We have all seen mold many times. Moldy bread, moldy cheese, mold in the bottom of dirty garbage cans, mold around wet sinks and bathtubs, and many other places.
When you think about it, mold is everywhere. The problem occurs when it begins living in your house and destroying it and your health.
What is mold?
Mold is a type of fungus, one of over 5,000 different types! It is a microscopic organism that lives by digesting organic matter. It reproduces by releasing millions of tiny spores.
Mold is a necessary and useful part of nature. It helps decompose plant debris, wood and leaves. In nature it is very useful and without it our ecosystem would collapse. Unfortunately, it is not so useful in your home!
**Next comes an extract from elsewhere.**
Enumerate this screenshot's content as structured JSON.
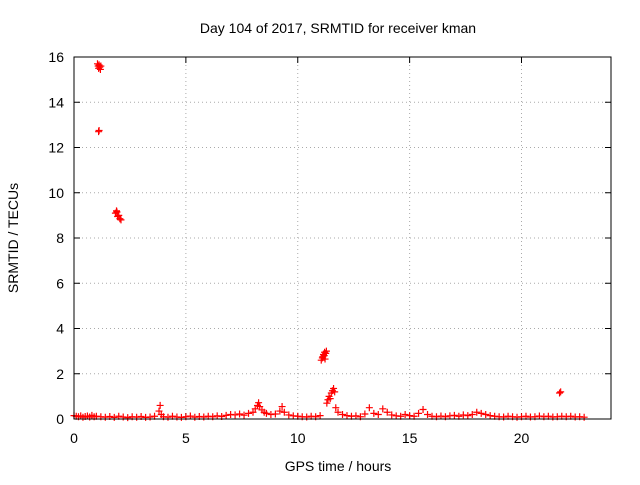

When the mold reproduces, it sends out tiny spores that enter your home. Once it finds a suitable environment, it begins digesting your walls, carpets, furniture and anything else that provides a humid and moist environment.
You can minimize the growth of mold in your house by good housekeeping, especially by keeping your house dry. It is the nice dark, moist areas that mold loves.
Very often, people are unaware of the mold growing in their house. Many times they only become aware when the odor becomes musty or family members experience a physical reaction. This reaction can be a runny nose, sneezing, coughing, irritated skin, headaches and other unpleasant symptoms.
When cleaning molds you must take care not to inhale the spores that are released when the mold is disturbed. Also, the spores can enter your body through your skin, which is your largest organ!
Sometimes mold can enter your body through eating moldy food or drink, or incidental hand to mouth contact.
Mold is not generally harmful to healthy people. However, for people suffering from allergies or asthma, mold can pose a real health threat. Mold spores can even trigger an asthma attack.
If you suspect that your symptoms are caused by mold spores, you should see a physician.